III - Les dispositions concernant les modifications du Code de l’Urbanisme sont très importantes, mais auraient mérité une présentation globale des conséquences sur ce code. Les SCOT ressortent du projet profondément modifiés, les PLU également. Le Gouvernement prévoit une modification du code par ordonnance, ce contre quoi il paraît utile de s’élever, d’autant que les compétences des collectivités sont en même temps modifiées par le projet de loi de réforme de celle–ci. C’est le Préfet qui sort renforcé du Grenelle 2, ce qui est d’ailleurs dans la logique assumée par la réforme actuelle du Ministère. Les collectivités ont plus de devoirs, le Préfet plus de pouvoir.

 

La quasi-suppression de la DTA est une mauvaise idée, car elle est un instrument incomparable de prospective et de protection territoriale puisqu’elle était opposable.

 

IV - Sur le plan des mesures concernant la biodiversité, le Gouvernement a considérablement réduit ses ambitions pour satisfaire les agriculteurs. Ceci est vrai tant pour les réductions des engrais chimiques que pour les labels qui tendent à maintenir les filières « bio » comme résiduelles. Les mesures prévues pour les DOM et les TOM n’apportent rien de nouveau. Les articles concernant l’application du Grenelle de la mer sont notoirement insuffisants.

 

V - Les mesures concernant la RSE sont très insuffisantes et en-deçà de ce que beaucoup d’entreprises sont prêtes à faire ; le Gouvernement ne fait qu’accentuer « les dispositions de la loi NRE » ; les sociétés mères sont « invitées » à se responsabiliser mais n’y sont pas contraintes. Il y avait beaucoup d’autres choses à faire sur la diversité, sur la responsabilité, sur l’incitation aux emplois verts etc.

 

VI - Les mesures concernant la démocratie locale sont très timides. La réforme de la CNDP et les mesures concernant l’enquête publique ne vont pas satisfaire le vrai besoin de débat public qui existe à propos des équipements.
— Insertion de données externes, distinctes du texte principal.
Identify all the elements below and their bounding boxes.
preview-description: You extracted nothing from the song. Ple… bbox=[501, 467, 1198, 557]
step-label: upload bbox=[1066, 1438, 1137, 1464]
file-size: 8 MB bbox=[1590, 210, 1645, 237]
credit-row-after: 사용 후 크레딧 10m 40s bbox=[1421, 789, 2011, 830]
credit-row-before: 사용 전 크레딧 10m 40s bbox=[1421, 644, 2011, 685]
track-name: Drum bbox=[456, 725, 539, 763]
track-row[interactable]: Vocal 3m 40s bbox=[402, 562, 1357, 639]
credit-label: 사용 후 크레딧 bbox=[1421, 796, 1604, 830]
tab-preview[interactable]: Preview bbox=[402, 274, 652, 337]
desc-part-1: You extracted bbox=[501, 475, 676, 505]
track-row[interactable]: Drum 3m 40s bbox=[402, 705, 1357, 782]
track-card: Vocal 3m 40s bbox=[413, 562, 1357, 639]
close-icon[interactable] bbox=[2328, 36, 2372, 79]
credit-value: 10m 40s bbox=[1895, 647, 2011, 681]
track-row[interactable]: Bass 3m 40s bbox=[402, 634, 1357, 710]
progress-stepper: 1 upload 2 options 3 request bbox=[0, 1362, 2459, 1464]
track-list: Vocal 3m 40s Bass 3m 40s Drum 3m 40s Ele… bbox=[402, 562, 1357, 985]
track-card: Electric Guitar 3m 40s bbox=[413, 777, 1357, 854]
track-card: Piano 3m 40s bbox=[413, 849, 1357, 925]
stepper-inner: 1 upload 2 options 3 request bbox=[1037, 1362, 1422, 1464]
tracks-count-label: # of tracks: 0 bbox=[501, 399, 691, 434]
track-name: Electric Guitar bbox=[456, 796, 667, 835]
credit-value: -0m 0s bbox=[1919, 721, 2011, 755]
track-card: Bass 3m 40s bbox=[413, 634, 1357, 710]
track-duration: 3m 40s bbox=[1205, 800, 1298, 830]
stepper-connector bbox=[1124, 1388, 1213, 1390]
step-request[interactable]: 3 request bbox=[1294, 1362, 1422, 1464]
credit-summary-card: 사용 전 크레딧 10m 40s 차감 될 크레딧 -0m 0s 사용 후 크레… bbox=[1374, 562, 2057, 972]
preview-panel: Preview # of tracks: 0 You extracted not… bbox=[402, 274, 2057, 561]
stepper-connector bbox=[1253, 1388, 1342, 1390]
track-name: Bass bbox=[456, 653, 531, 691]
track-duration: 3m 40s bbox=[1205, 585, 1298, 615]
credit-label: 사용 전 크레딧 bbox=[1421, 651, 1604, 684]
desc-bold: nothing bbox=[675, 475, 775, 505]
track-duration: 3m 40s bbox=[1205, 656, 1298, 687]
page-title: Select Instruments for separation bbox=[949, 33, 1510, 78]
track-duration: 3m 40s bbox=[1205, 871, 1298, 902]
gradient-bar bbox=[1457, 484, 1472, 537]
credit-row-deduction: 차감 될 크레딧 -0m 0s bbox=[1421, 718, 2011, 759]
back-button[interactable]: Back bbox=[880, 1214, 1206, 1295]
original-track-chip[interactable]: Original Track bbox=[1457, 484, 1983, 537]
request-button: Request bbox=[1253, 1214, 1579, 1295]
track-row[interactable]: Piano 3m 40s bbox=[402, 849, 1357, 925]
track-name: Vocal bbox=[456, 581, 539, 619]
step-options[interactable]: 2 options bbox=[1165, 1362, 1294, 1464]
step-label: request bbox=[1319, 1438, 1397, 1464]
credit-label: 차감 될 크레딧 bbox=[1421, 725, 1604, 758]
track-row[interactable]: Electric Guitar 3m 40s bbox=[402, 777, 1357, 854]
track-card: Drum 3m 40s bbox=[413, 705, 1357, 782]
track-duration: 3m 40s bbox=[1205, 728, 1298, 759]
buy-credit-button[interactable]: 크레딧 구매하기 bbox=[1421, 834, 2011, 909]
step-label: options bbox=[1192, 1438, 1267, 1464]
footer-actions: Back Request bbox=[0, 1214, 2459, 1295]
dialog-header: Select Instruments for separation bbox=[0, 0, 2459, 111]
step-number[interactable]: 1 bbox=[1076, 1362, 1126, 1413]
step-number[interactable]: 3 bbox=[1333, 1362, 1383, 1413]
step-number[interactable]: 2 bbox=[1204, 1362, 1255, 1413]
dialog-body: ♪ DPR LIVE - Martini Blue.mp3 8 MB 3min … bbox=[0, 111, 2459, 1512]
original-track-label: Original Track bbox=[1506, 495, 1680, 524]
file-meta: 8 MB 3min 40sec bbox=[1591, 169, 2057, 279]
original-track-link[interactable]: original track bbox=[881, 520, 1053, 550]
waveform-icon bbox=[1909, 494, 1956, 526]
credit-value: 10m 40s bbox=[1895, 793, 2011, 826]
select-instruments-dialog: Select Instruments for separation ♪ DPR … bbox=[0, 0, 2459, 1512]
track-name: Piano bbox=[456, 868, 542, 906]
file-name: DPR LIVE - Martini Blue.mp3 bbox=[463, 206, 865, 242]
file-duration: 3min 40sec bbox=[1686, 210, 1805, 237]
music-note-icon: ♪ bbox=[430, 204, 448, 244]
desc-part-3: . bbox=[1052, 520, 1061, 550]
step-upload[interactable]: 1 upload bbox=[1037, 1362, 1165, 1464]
De plus, le Gouvernement tend à instaurer le système des « 5 parties prenantes » du Grenelle de l’environnement, comme un fait accompli, une mesure institutionnelle, quasi constitutionnelle-qui pourtant n’a pas été consacrée dans la réforme constitutionnelle- cela le dispense de tout autre effort en matière de concertation et de débat organisé.

 

VII - Il est très dommage que le projet ne comporte aucune mesure concrète et opposable sur les indicateurs. Pour que le rapport Stiglitz prenne corps, il faut un débat au Parlement. Des amendements devraient donc être proposés sur le sujet.

 

Ce projet est donc un projet utile mais porteur de beaucoup d’incertitude juridique, il ne consacre pas une révolution verte mais une évolution verte. Il prête, somme toute, de l’environnement assez classique en privilégiant la lutte contre le réchauffement climatique ; si cela est utile voire indispensable, cela ne suffit pas au déploiement véritable du développement durable en France.